Macro's and auxiliary files
Macro's can be loaded by starting fsa (fsa tkconsol=on -tk), and
going to the menu File and choosing LoadAux or Reconsult Aux. Select the
corresponding filename (my_macros.pl) in the resulting box.
After that you can use the macros you have just defined as if they
were a regular expression. Thus, if a macro 'vowel' is defined, you can type 'vowel' in the Regexp
line. This expression will be translated as the regular expression
in the definition of the macro.
TESTING
After making the definitions, and checking them in fsa, you can test your
work in two ways. This requires the following files:
-
Makefile definitions of
make commands.
-
eow.stem list of simple words
-
eow.syll hyphenation for these words
-
hyphenate.pl Prolog-file for producing hyphenation
patterns
-
monosyll list of words of the form [consonant
*, vowel +, consonant *]
-
replace.pl prolog file with macro's for hyphenate.pl
-
syllable.pl a file with macro's for
syllable, onset, nucleus, and coda.
Test 1: Recognize `foreign' words.
The file 'monosyll' consists of a list of 740 words of the form
[consonant*, vowel+, consonant*]. The Unix command
make not_accepted
produces a file `not_accepted' which contains all words not recognized
by 'syllable'. This list should only contain words which consist of more
than a single syllable (aaien, beiaard,...) and non-native words (back, blues,...).
Test 2: Hyphenating simple words
The file eow.stem contains a list of 11.382
words. The command
make hyphen_errors
produces a file hyphen_errors which contains all wrongly hyphenated
(1st column, 2nd column = correct patterns ), and gives the percentage of
correctly hyphenated words.
NOTA BENE
- Check your definitions before testing, for instance by loading them in
fsa and trying out some examples.
-
The unix command make produces files as defined in a 'Makefile'. Rerunning
a test sometimes leads to the message
'File up to date'. In those cases, just remove File and run make again.
If you want to start all over, do 'make clean' : this removes all files
made by make.
Reporting Results
- Mail the file syllable.pl and a brief report to your lab-assistent.
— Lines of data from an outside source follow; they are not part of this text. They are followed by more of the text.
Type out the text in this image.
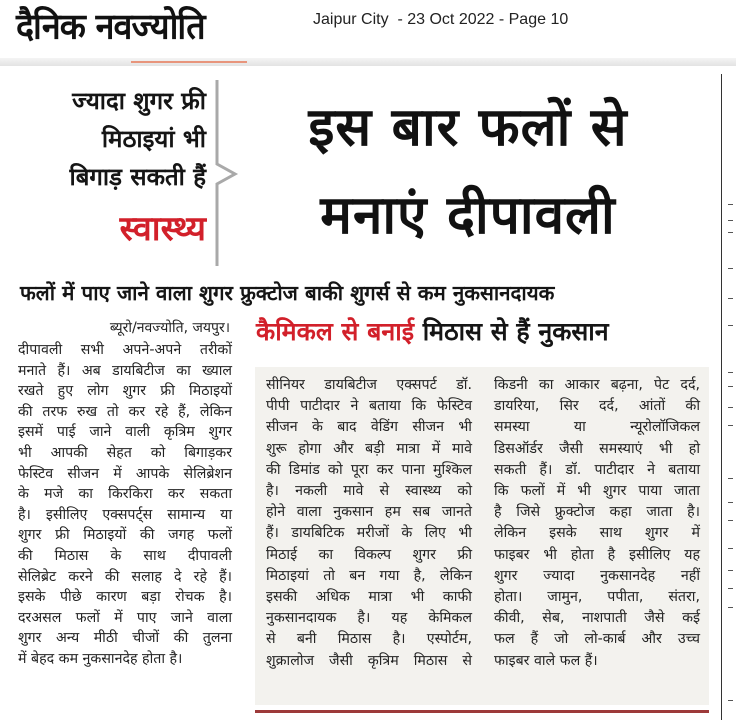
दैनिक नवज्योति	Jaipur City  - 23 Oct 2022 - Page 10
ज्यादा शुगर फ्री
मिठाइयां भी
बिगाड़ सकती हैं
स्वास्थ्य
इस बार फलों से
मनाएं दीपावली
फलों में पाए जाने वाला शुगर फ्रुक्टोज बाकी शुगर्स से कम नुकसानदायक
ब्यूरो/नवज्योति, जयपुर।

दीपावली सभी अपने-अपने तरीकों

मनाते हैं। अब डायबिटीज का ख्याल

रखते हुए लोग शुगर फ्री मिठाइयों

की तरफ रुख तो कर रहे हैं, लेकिन

इसमें पाई जाने वाली कृत्रिम शुगर

भी आपकी सेहत को बिगाड़कर

फेस्टिव सीजन में आपके सेलिब्रेशन

के मजे का किरकिरा कर सकता

है। इसीलिए एक्सपर्ट्स सामान्य या

शुगर फ्री मिठाइयों की जगह फलों

की मिठास के साथ दीपावली

सेलिब्रेट करने की सलाह दे रहे हैं।

इसके पीछे कारण बड़ा रोचक है।

दरअसल फलों में पाए जाने वाला

शुगर अन्य मीठी चीजों की तुलना

में बेहद कम नुकसानदेह होता है।

कैमिकल से बनाई मिठास से हैं नुकसान

सीनियर डायबिटीज एक्सपर्ट डॉ.

पीपी पाटीदार ने बताया कि फेस्टिव

सीजन के बाद वेडिंग सीजन भी

शुरू होगा और बड़ी मात्रा में मावे

की डिमांड को पूरा कर पाना मुश्किल

है। नकली मावे से स्वास्थ्य को

होने वाला नुकसान हम सब जानते

हैं। डायबिटिक मरीजों के लिए भी

मिठाई का विकल्प शुगर फ्री

मिठाइयां तो बन गया है, लेकिन

इसकी अधिक मात्रा भी काफी

नुकसानदायक है। यह केमिकल

से बनी मिठास है। एस्पोर्टम,

शुक्रालोज जैसी कृत्रिम मिठास से

किडनी का आकार बढ़ना, पेट दर्द,

डायरिया, सिर दर्द, आंतों की

समस्या या न्यूरोलॉजिकल

डिसऑर्डर जैसी समस्याएं भी हो

सकती हैं। डॉ. पाटीदार ने बताया

कि फलों में भी शुगर पाया जाता

है जिसे फ्रुक्टोज कहा जाता है।

लेकिन इसके साथ शुगर में

फाइबर भी होता है इसीलिए यह

शुगर ज्यादा नुकसानदेह नहीं

होता। जामुन, पपीता, संतरा,

कीवी, सेब, नाशपाती जैसे कई

फल हैं जो लो-कार्ब और उच्च

फाइबर वाले फल हैं।
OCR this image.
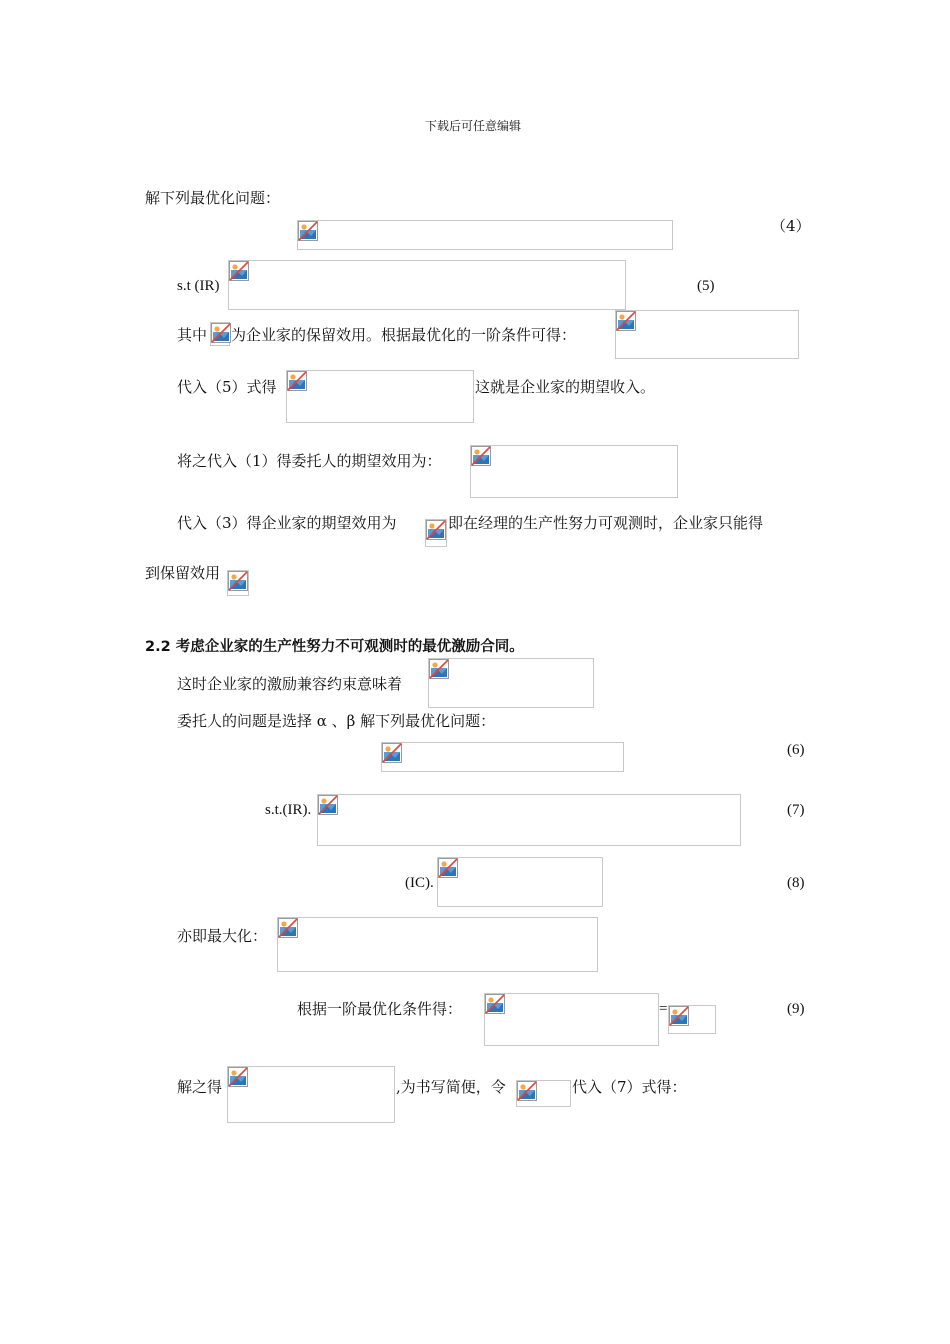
下载后可任意编辑
解下列最优化问题：
（4）
s.t (IR)	(5)
其中 为企业家的保留效用。根据最优化的一阶条件可得：
代入（5）式得	这就是企业家的期望收入。
将之代入（1）得委托人的期望效用为：
代入（3）得企业家的期望效用为	即在经理的生产性努力可观测时，企业家只能得
到保留效用
2.2 考虑企业家的生产性努力不可观测时的最优激励合同。
这时企业家的激励兼容约束意味着
委托人的问题是选择 α 、β 解下列最优化问题：
(6)
s.t.(IR).	(7)
(IC).	(8)
亦即最大化：
根据一阶最优化条件得：	=	(9)
解之得	,为书写简便，令	代入（7）式得：
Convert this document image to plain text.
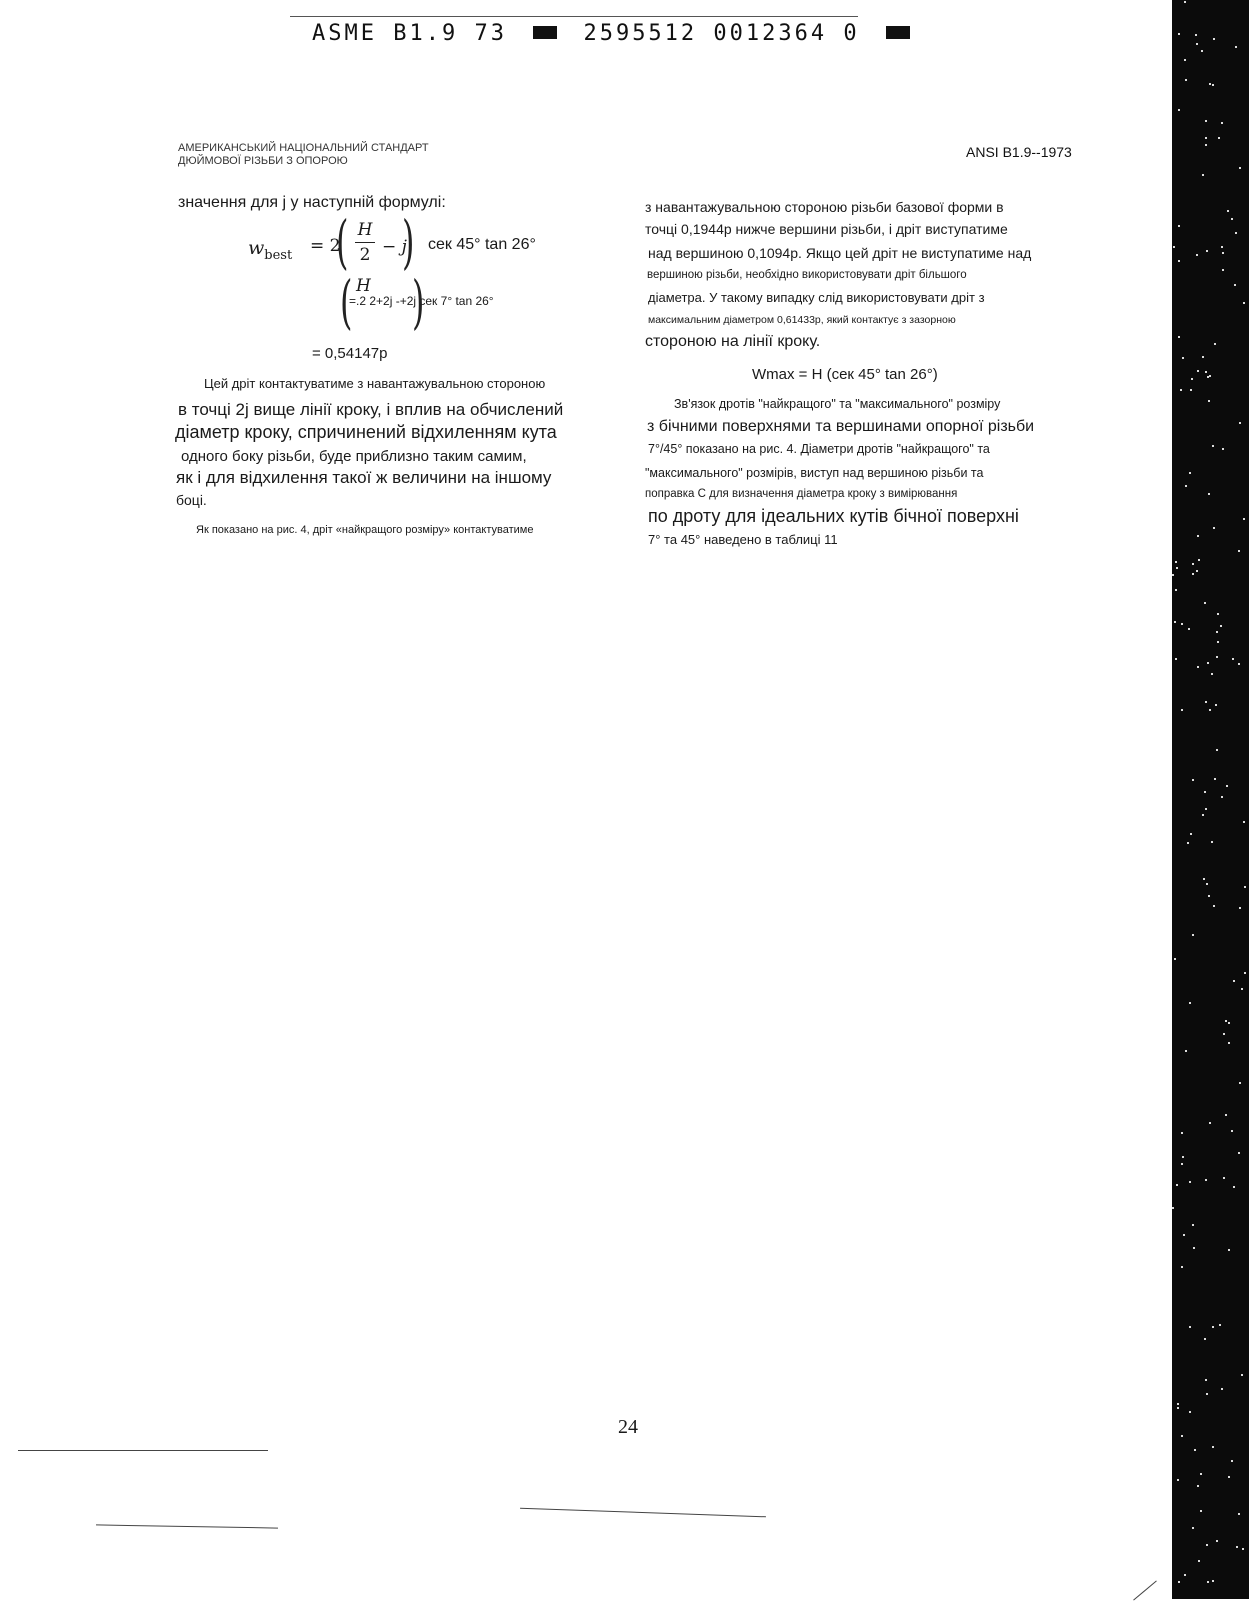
ASME B1.9 73	2595512 0012364 0
АМЕРИКАНСЬКИЙ НАЦІОНАЛЬНИЙ СТАНДАРТ
ДЮЙМОВОЇ РІЗЬБИ З ОПОРОЮ
ANSI B1.9--1973
значення для j у наступній формулі:
$w_{best} = 2$
( H
2 − j
) сек 45° tan 26°
( H
=.2 2+2j -+2j сек 7° tan 26°
)
= 0,54147p
Цей дріт контактуватиме з навантажувальною стороною
в точці 2j вище лінії кроку, і вплив на обчислений
діаметр кроку, спричинений відхиленням кута
одного боку різьби, буде приблизно таким самим,
як і для відхилення такої ж величини на іншому
боці.
Як показано на рис. 4, дріт «найкращого розміру» контактуватиме
з навантажувальною стороною різьби базової форми в
точці 0,1944p нижче вершини різьби, і дріт виступатиме
над вершиною 0,1094p. Якщо цей дріт не виступатиме над
вершиною різьби, необхідно використовувати дріт більшого
діаметра. У такому випадку слід використовувати дріт з
максимальним діаметром 0,61433p, який контактує з зазорною
стороною на лінії кроку.
Wmax = H (сек 45° tan 26°)
Зв'язок дротів "найкращого" та "максимального" розміру
з бічними поверхнями та вершинами опорної різьби
7°/45° показано на рис. 4. Діаметри дротів "найкращого" та
"максимального" розмірів, виступ над вершиною різьби та
поправка C для визначення діаметра кроку з вимірювання
по дроту для ідеальних кутів бічної поверхні
7° та 45° наведено в таблиці 11
24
- In the report you should give the results of test 1 (how many words are not recognized,
which kind of words are not recognized?) and of test 2 (how many mistakes? what
kind of mistakes?)
- Send your results to m.b.villada@let.rug.nl
Deadline: Thursday, April, 17
Good luck!
Gosse.
n.b. This approach to hyphenation works less well for English, as the spelling
of syllables is more irregular than in Dutch, and morphological structure plays a more
prominent role. It is still interesting to find out to what extent it can be made to work....